Investors of all stripes have a well-known tendency towards loss aversion and academic literature has consistently described that property owners tend to sell winners and hold losers.
Therefore, at this time of market dislocation – when deal flow is down substantially and assets may be forced onto the market, either because of breached covenants or liquidity requirements – we have looked at how far prices would have to fall in the major global markets for owners to see their gains wiped out.
The analysis has important implications for liquidity. Those markets where a greater proportion of investors will stay in the money in the event of small-to-medium prices falls are likely to remain more liquid than those where a greater proportion of investors would experience losses in the event of the same drop in market pricing.
The chart shows that London, where the rate of price growth has been modest since the Brexit vote in June 2016, looks more vulnerable than a market like San Francisco, where the rate of price growth is such that prices would have to fall by a very significant amount before a majority of investors would likely experience a loss on their assets. (The analysis is based on deal volume for office, industrial and retail properties that have traded at least once since 2007.)
Hong Kong is the outlier among the major global markets shown. Prices have already fallen very sharply from their Q1 2019 peak, which means a significant percentage of the current owner base would, on average, realize a loss were they to sell. This is reflected in the volume statistics, which have cratered in the first half of the year.
However, there are some important caveats to this analysis. Firstly, the pricing movements are all calculated at a metro level and hide a whole myriad of variation at a property level. All the factors that feed into property pricing will affect each asset to a varying degree and investors selling an asset in July may achieve double-digit returns in London just as they may achieve single-digit returns in Paris or San Francisco or any of the other markets shown.

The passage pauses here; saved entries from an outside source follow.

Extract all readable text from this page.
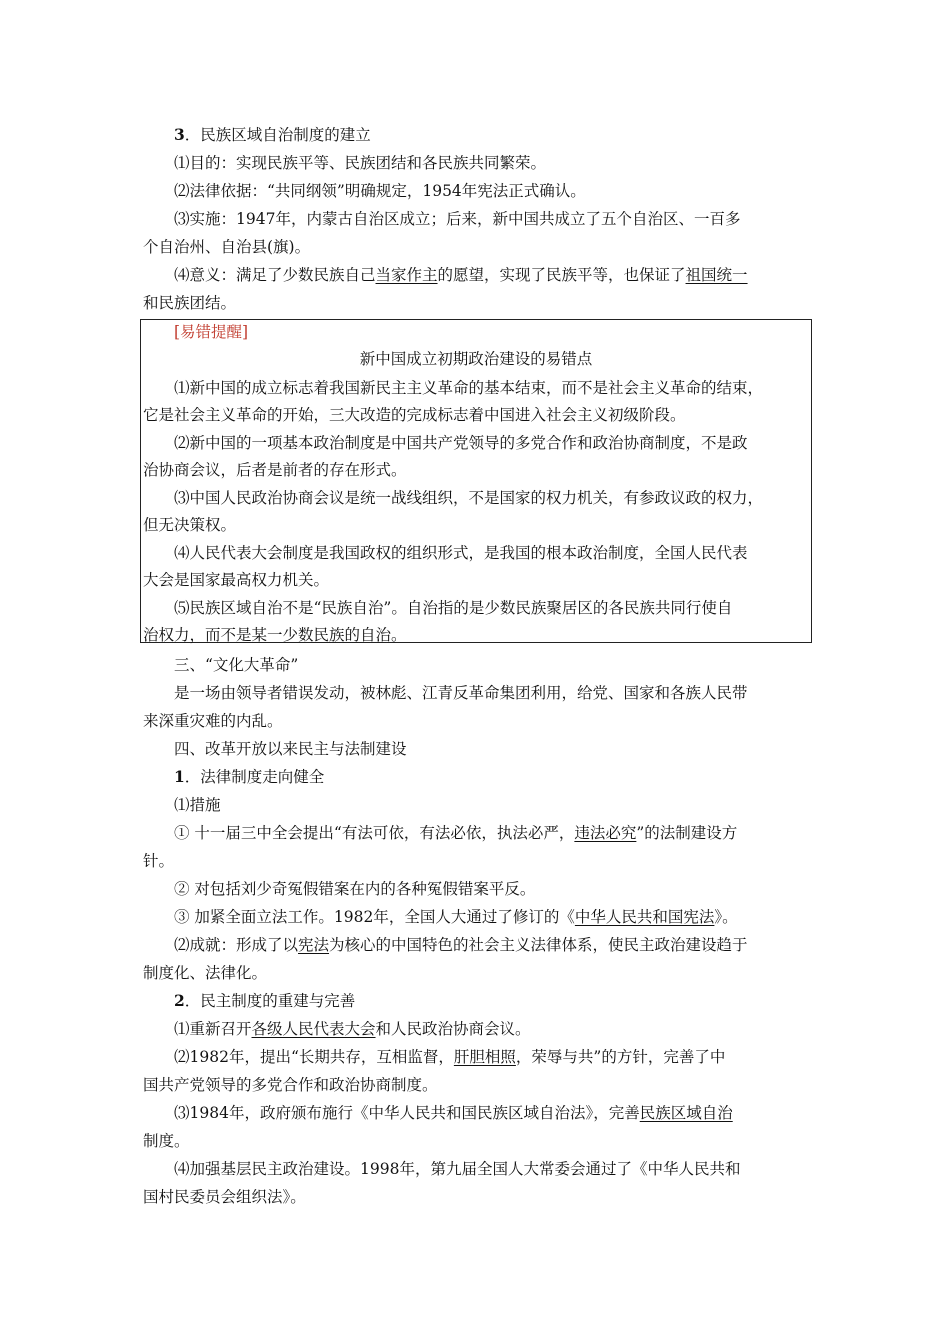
3．民族区域自治制度的建立
⑴目的：实现民族平等、民族团结和各民族共同繁荣。
⑵法律依据：“共同纲领”明确规定，1954年宪法正式确认。
⑶实施：1947年，内蒙古自治区成立；后来，新中国共成立了五个自治区、一百多
个自治州、自治县(旗)。
⑷意义：满足了少数民族自己当家作主的愿望，实现了民族平等，也保证了祖国统一
和民族团结。
[易错提醒]
新中国成立初期政治建设的易错点
⑴新中国的成立标志着我国新民主主义革命的基本结束，而不是社会主义革命的结束，
它是社会主义革命的开始，三大改造的完成标志着中国进入社会主义初级阶段。
⑵新中国的一项基本政治制度是中国共产党领导的多党合作和政治协商制度，不是政
治协商会议，后者是前者的存在形式。
⑶中国人民政治协商会议是统一战线组织，不是国家的权力机关，有参政议政的权力，
但无决策权。
⑷人民代表大会制度是我国政权的组织形式，是我国的根本政治制度，全国人民代表
大会是国家最高权力机关。
⑸民族区域自治不是“民族自治”。自治指的是少数民族聚居区的各民族共同行使自
治权力，而不是某一少数民族的自治。
三、“文化大革命”
是一场由领导者错误发动，被林彪、江青反革命集团利用，给党、国家和各族人民带
来深重灾难的内乱。
四、改革开放以来民主与法制建设
1．法律制度走向健全
⑴措施
① 十一届三中全会提出“有法可依，有法必依，执法必严，违法必究”的法制建设方
针。
② 对包括刘少奇冤假错案在内的各种冤假错案平反。
③ 加紧全面立法工作。1982年，全国人大通过了修订的《中华人民共和国宪法》。
⑵成就：形成了以宪法为核心的中国特色的社会主义法律体系，使民主政治建设趋于
制度化、法律化。
2．民主制度的重建与完善
⑴重新召开各级人民代表大会和人民政治协商会议。
⑵1982年，提出“长期共存，互相监督，肝胆相照，荣辱与共”的方针，完善了中
国共产党领导的多党合作和政治协商制度。
⑶1984年，政府颁布施行《中华人民共和国民族区域自治法》，完善民族区域自治
制度。
⑷加强基层民主政治建设。1998年，第九届全国人大常委会通过了《中华人民共和
国村民委员会组织法》。
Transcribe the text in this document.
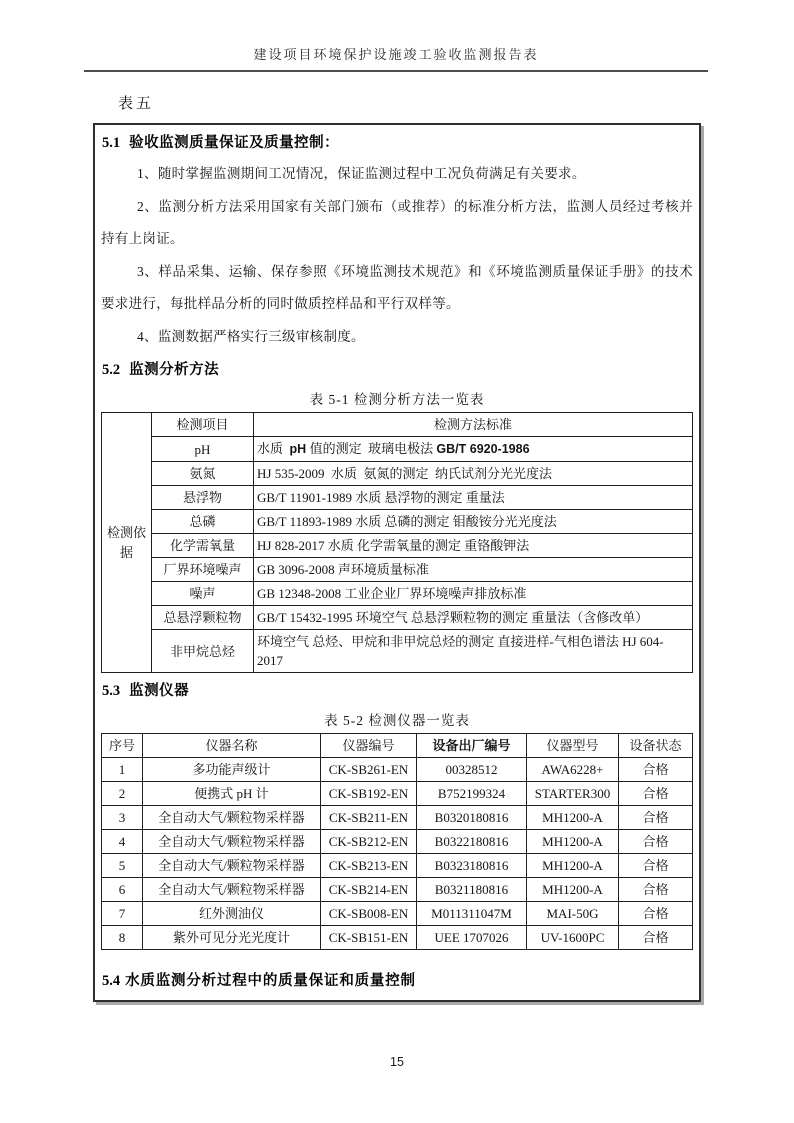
建设项目环境保护设施竣工验收监测报告表
表五
5.1 验收监测质量保证及质量控制：

1、随时掌握监测期间工况情况，保证监测过程中工况负荷满足有关要求。

2、监测分析方法采用国家有关部门颁布（或推荐）的标准分析方法，监测人员经过考核并持有上岗证。

3、样品采集、运输、保存参照《环境监测技术规范》和《环境监测质量保证手册》的技术要求进行，每批样品分析的同时做质控样品和平行双样等。

4、监测数据严格实行三级审核制度。

5.2 监测分析方法
表 5-1 检测分析方法一览表
检测依据	检测项目	检测方法标准
	pH	水质  pH 值的测定  玻璃电极法 GB/T 6920-1986
	氨氮	HJ 535-2009  水质  氨氮的测定  纳氏试剂分光光度法
	悬浮物	GB/T 11901-1989 水质 悬浮物的测定 重量法
	总磷	GB/T 11893-1989 水质 总磷的测定 钼酸铵分光光度法
	化学需氧量	HJ 828-2017 水质 化学需氧量的测定 重铬酸钾法
	厂界环境噪声	GB 3096-2008 声环境质量标准
	噪声	GB 12348-2008 工业企业厂界环境噪声排放标准
	总悬浮颗粒物	GB/T 15432-1995 环境空气 总悬浮颗粒物的测定 重量法（含修改单）
	非甲烷总烃	环境空气 总烃、甲烷和非甲烷总烃的测定 直接进样-气相色谱法 HJ 604-2017
5.3 监测仪器
表 5-2 检测仪器一览表
序号	仪器名称	仪器编号	设备出厂编号	仪器型号	设备状态
1	多功能声级计	CK-SB261-EN	00328512	AWA6228+	合格
2	便携式 pH 计	CK-SB192-EN	B752199324	STARTER300	合格
3	全自动大气/颗粒物采样器	CK-SB211-EN	B0320180816	MH1200-A	合格
4	全自动大气/颗粒物采样器	CK-SB212-EN	B0322180816	MH1200-A	合格
5	全自动大气/颗粒物采样器	CK-SB213-EN	B0323180816	MH1200-A	合格
6	全自动大气/颗粒物采样器	CK-SB214-EN	B0321180816	MH1200-A	合格
7	红外测油仪	CK-SB008-EN	M011311047M	MAI-50G	合格
8	紫外可见分光光度计	CK-SB151-EN	UEE 1707026	UV-1600PC	合格
5.4 水质监测分析过程中的质量保证和质量控制
15
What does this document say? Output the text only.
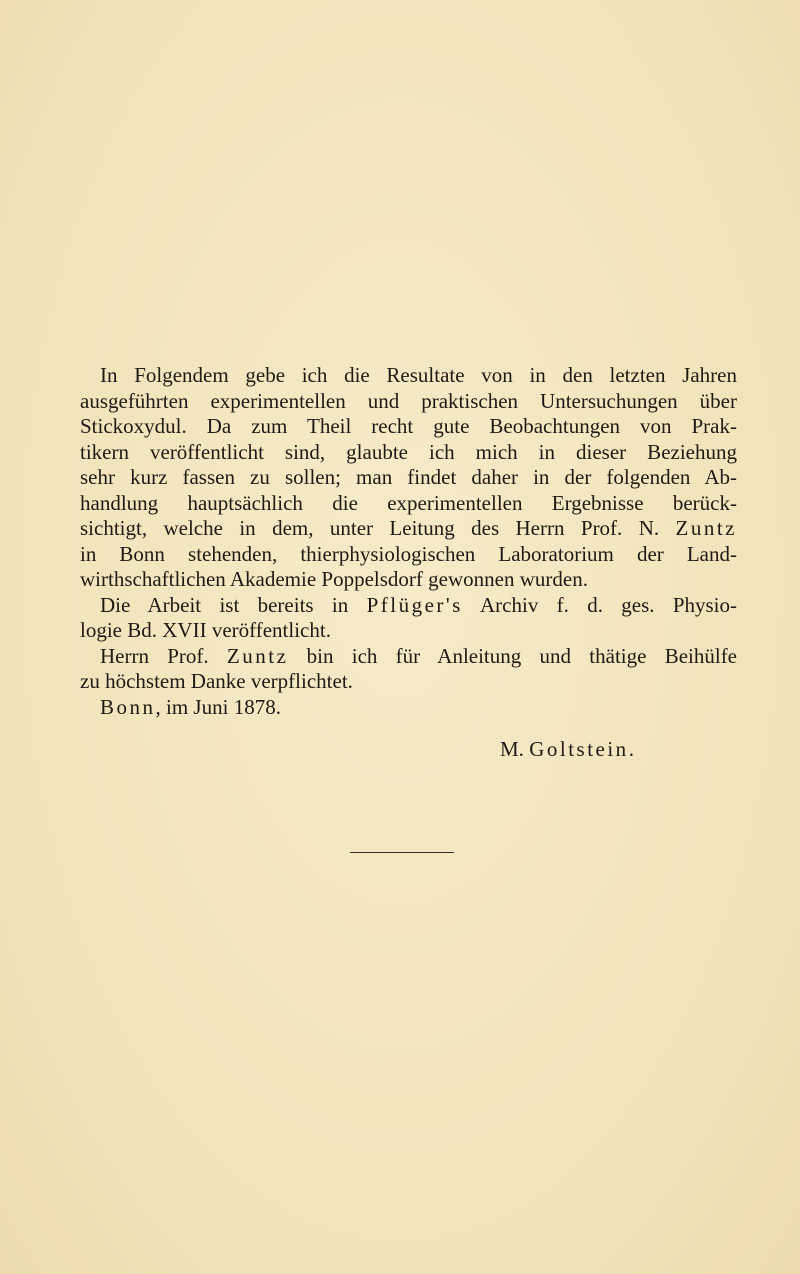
In Folgendem gebe ich die Resultate von in den letzten Jahren
ausgeführten experimentellen und praktischen Untersuchungen über
Stickoxydul. Da zum Theil recht gute Beobachtungen von Prak-
tikern veröffentlicht sind, glaubte ich mich in dieser Beziehung
sehr kurz fassen zu sollen; man findet daher in der folgenden Ab-
handlung hauptsächlich die experimentellen Ergebnisse berück-
sichtigt, welche in dem, unter Leitung des Herrn Prof. N. Zuntz
in Bonn stehenden, thierphysiologischen Laboratorium der Land-
wirthschaftlichen Akademie Poppelsdorf gewonnen wurden.
Die Arbeit ist bereits in Pflüger's Archiv f. d. ges. Physio-
logie Bd. XVII veröffentlicht.
Herrn Prof. Zuntz bin ich für Anleitung und thätige Beihülfe
zu höchstem Danke verpflichtet.
Bonn, im Juni 1878.
M. Goltstein.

Second, while volumes and deal flow have plummeted in the wake of the Covid-19 lockdown, property prices in the direct market are yet to shift significantly. Analysis from the MIT Center for Real Estate Price Dynamics Platform indicate buyer and seller expectations have moved further apart since the start of the crisis and this may presage a softening in prices, but the weight of capital and low rate environment may be cushioning pricing for the better quality assets.
Anecdotally, we know that deals for good quality assets are completing with very small price adjustments to those agreed pre-crisis, but it is only when the market opens up fully and a broader spectrum and type of properties start to trade that we will have a better signal on where prices are going in the second half of the year.